COLUMBUS — Not that they did before, but it’s official now: No one wants to get in front of Shea Weber’s shot.
The Nashville Predators defenseman fired the hardest shot of 108.5 mph at the NHL All-Stars skills competition on Saturday night, taking advantage of five-time champion Zdeno Chara’s absence.
“I knew I got it,” Weber said. “But it’s tough. You never know how hard it is until it registers on the gun. But it felt like I got pretty much all I could into it, and (you) just kind of hope for the best.”
Fighting his nerves since he doesn’t practice high-velocity shots, Weber missed the entire net on a 101.8-mph drive with his first attempt. That nullified that try.
Washington Capitals star Alexander Ovechkin — who stole the show at Friday night’s draft by pleading to be picked last so he would win a new car — had led the competition with a pair of 101.4-mph drives.
But then Weber stepped into his final shot to win the event.
He said it felt strange with the 6-foot-9 Chara — who holds the record of 108.8 mph set in 2012 — not participating.
“Obviously, he’s the guy to beat all the time,” Weber said. “He’s got the big shot. Honestly, I was nervous because there’s some guys out there that can rip it.”
The team captained by Columbus Blue Jackets forward Nick Foligno defeated one led by Chicago Blackhawks captain Jonathan Toews, 25-19. The teams meet in the 60th All-Star game on Sunday.
A capacity crowd roared with laughter, booed former Columbus players such as New York Rangers star Rick Nash, and gave Weber a standing ovation.
“We had a blast,” Foligno said. “The boys did awesome. I wasn’t sure how it was going to go but we got off to a great start.”
The other premier event at the skills competition featured Ryan Johansen of the hometown Blue Jackets winning the breakaway challenge.
Johansen pulled Blue Jackets trainer Mike Vogt’s 7-year-old son, Cole, out of the stands to score a goal to the delight of the crowd. In addition, the center endeared himself to Ohio State fans by pulling off his Blue Jackets sweater to reveal a No. 5 Ohio State football jersey — similar to one worn by injured star quarterback Braxton Miller — on his first shot.
Johansen also employed a star-laden V-formation to the net on his third and final attempt.
“On the ice we’re out there goofing around, having fun, making each other laugh while showing our moves and skills — things we don’t normally do on the ice,” Johansen said. “I’ve really enjoyed meeting these guys off the ice. It’s amazing how similar we all are.”
Moments after Johansen and Cole Vogt scored their tandem goal, Philadelphia’s Jake Voracek did exactly what Johansen did — except instead of a little boy he grabbed diminutive Calgary rookie Johnny Gaudreau and guided him toward scoring a goal.
The breakaway event began with St. Louis goalie Brian Elliott turning his back on an opposing player — Blues teammate Vladimir Tarasenko — and then taking a selfie of the two as the puck went into the net. The crowd again roared with laughter.

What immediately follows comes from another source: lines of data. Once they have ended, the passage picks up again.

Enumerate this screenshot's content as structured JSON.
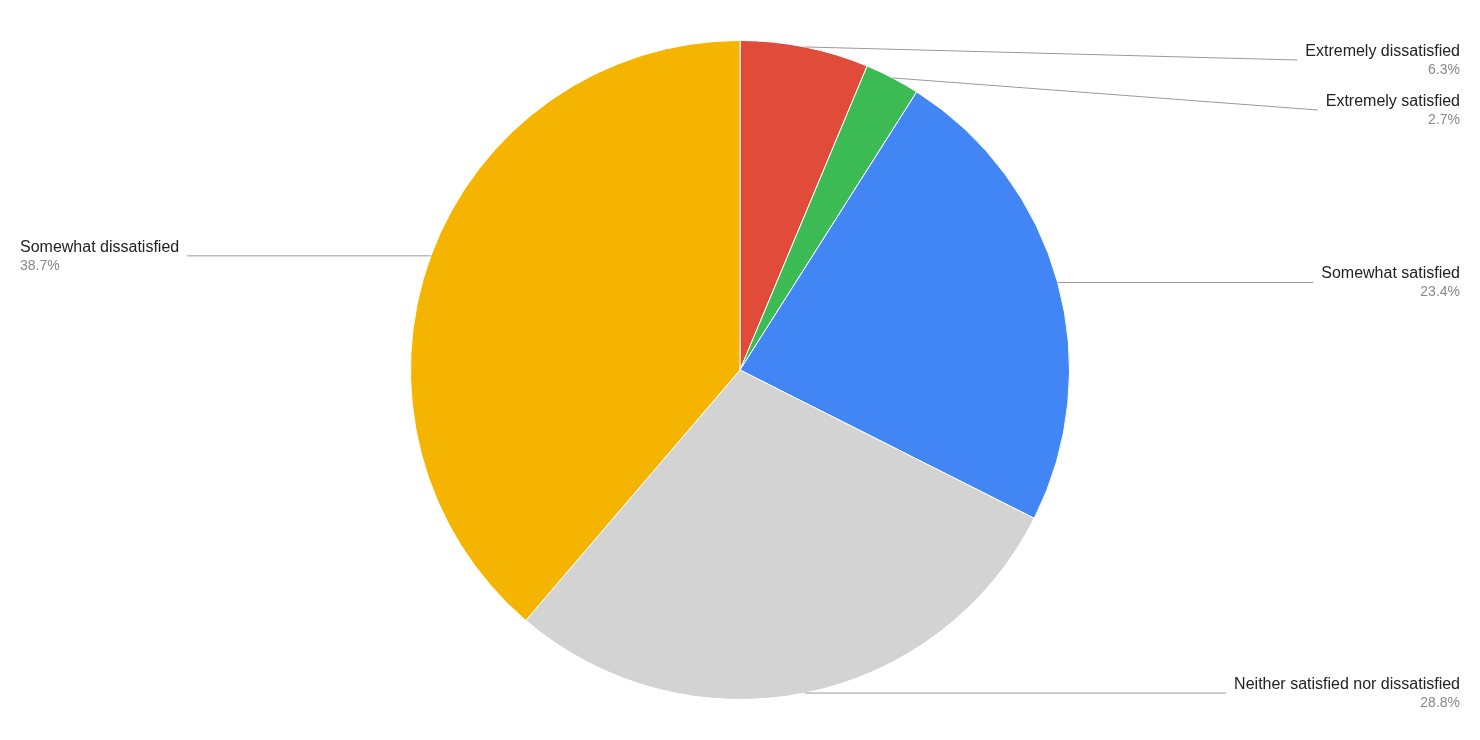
{
  "chart_data": {
    "type": "pie",
    "categories": [
      "Extremely dissatisfied",
      "Extremely satisfied",
      "Somewhat satisfied",
      "Neither satisfied nor dissatisfied",
      "Somewhat dissatisfied"
    ],
    "values": [
      6.3,
      2.7,
      23.4,
      28.8,
      38.7
    ],
    "value_labels": [
      "6.3%",
      "2.7%",
      "23.4%",
      "28.8%",
      "38.7%"
    ],
    "colors": [
      "#e04b3a",
      "#3cba54",
      "#4285f4",
      "#d3d3d3",
      "#f4b400"
    ],
    "data_labels": true
  }
}
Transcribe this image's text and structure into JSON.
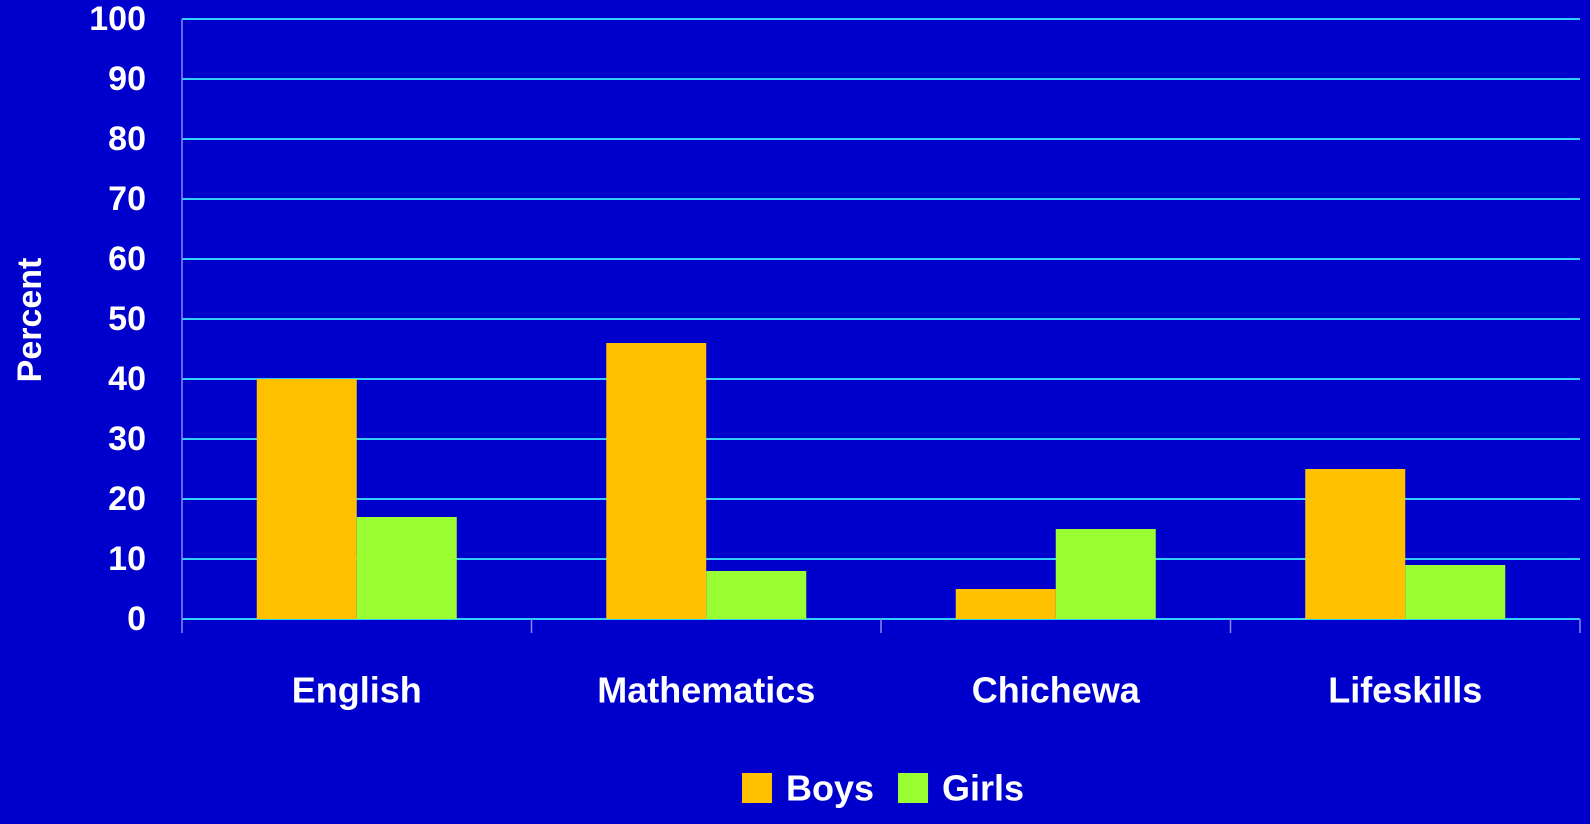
{
  "chart_data": {
    "type": "bar",
    "categories": [
      "English",
      "Mathematics",
      "Chichewa",
      "Lifeskills"
    ],
    "series": [
      {
        "name": "Boys",
        "color": "#ffc000",
        "values": [
          40,
          46,
          5,
          25
        ]
      },
      {
        "name": "Girls",
        "color": "#99ff33",
        "values": [
          17,
          8,
          15,
          9
        ]
      }
    ],
    "y_label": "Percent",
    "ylim": [
      0,
      100
    ],
    "yticks": [
      0,
      10,
      20,
      30,
      40,
      50,
      60,
      70,
      80,
      90,
      100
    ],
    "grid": true,
    "legend": "bottom"
  }
}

Ovechkin, who won the first three of the five times the breakaway has been held, struck out on three baseball swings off high passes from Tarasenko. Patrick Kane, who won in 2012 after donning Clark Kent glasses and a red Superman cape, didn’t compete in the breakaway but had the fastest time in accuracy shooting.
In the fastest skater event, in which players were paired off and raced around the perimeter of the rink against the clock, Team Foligno went 5-0 — winning all four races and pocketing an extra point for Tampa Bay’s Jonathan Drouin posting the fastest time of 13.103 seconds.
Toronto’s Phil Kessel, who was dealt by Team Toews for Tyler Seguin on Friday in a duplicate of a real 2009 deal between Boston and Toronto, surprised many by edging the Dallas Stars star in the first speed pairing of the event.
In a matchup of Blackhawks teammates, Kane beat Toews by breaking four plates at the corners of a net almost 3 seconds faster — in a time of 13.529 — to push Team Foligno to a 10-1 lead through three events.
The two close friends shared a laugh later when they met at mid-ice.
“We’re always competitive with each other in all aspects of the game,” Toews said. “Tonight, he got the best of me. I had the chance to take it from him, and it just slipped away. It happens.”